Ich möchte mich trauen, mit weniger Worten auszukommen: wie du, die du darauf vertraust, dass ich dich lieb genug habe, dich auch wortlos zu verstehen; wie du, die du deine Sachen machst, ohne um Erlaubnis zu fragen und dich zu rechtfertigen.

Ich möchte laut fordern können, was ich für mein Recht halte: wie du, wenn du morgens dein Frühstück verlangst.

Ich möchte mich laut beschweren können, statt seufzend hinzuneh­men: wie du, wenn dir dein Katzenklo zu dreckig ist.

Ich möchte mich einfach in anderer Leute Betten legen und nicht an meinem Wert zweifeln, wenn sie mich dort nicht haben wollen: wie du.

Ich möchte neugierig sein und mich in alle Höhlen trauen: wie du, der kein Karton zu dunkel und kein Schrankfach zu unheimlich ist.

Ich möchte in meiner Umgebung immer wieder neue Dinge, Menschen, Freude-Möglichkeiten, Streichel-Partner, spannende Sachen zum Untersuchen und Spielen finden: wie du, die du dich nie langweilst.

Ich möchte mich total dem Genuss hingeben können, wenn mir Liebe gegeben wird: wie du, die du nie berechnest, wie viel Gegenstreicheleinheiten du mir nun schuldest und nie überlegst, ob ich dich morgen auch noch streichele, wie du dir eine Garantie dafür verschaffen kannst, was du dafür tun musst und wen ich sonst noch streichele ...

Ich möchte mich trauen, eitel zu sein und mich stundenlang mit mir zu beschäftigen: wie du, die du dich so ausgiebig und genussvoll putzt, für dich.

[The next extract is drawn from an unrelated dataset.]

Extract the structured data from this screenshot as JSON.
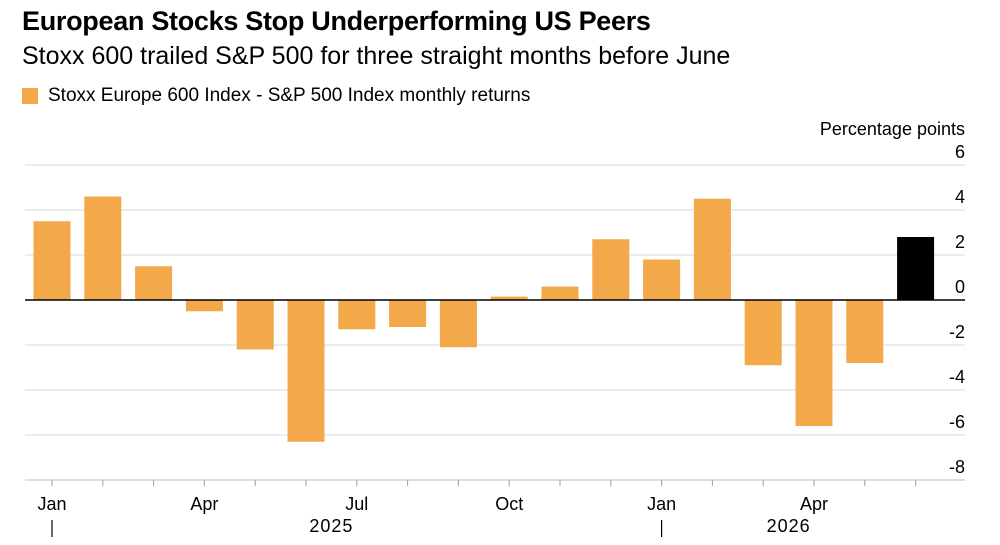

Ich möchte alle meine Eigenschaften besitzen und keine davon verleugnen: wie du, die du dich nie fragst, ob Mäusefangen moralisch ist; die du dich nicht der Schizophrenie verdächtigst, weil du zärtlich und grausam bist.

Ich möchte mich aus Angelegenheiten anderer raushalten und nicht deren Bestes wissen: wie du, die du mir nicht das Rauchen oder das Colatrinken verbietest.

Ich möchte sicher, unmanipulierbar und unerziehbar sein: wie du, die du nur deiner Wege gehst, nur dir gehorchst, nur dir gehörst. Ich möchte nicht andere fragen müssen, wie ich am besten Toni bin: wie du, die du nicht auf die Idee kämest, eine andere Katze zu fragen, wie man am besten eine Katze ist.

Ich möchte keine Theorien mehr lesen, sondern einfach leben: wie du, die du dich frech auf mein Buch legst und die Schrift verdeckst, in der ich wieder nach dem Zauberwort gesucht habe, und mir zeigst: Hier ist das Lebendige, jetzt!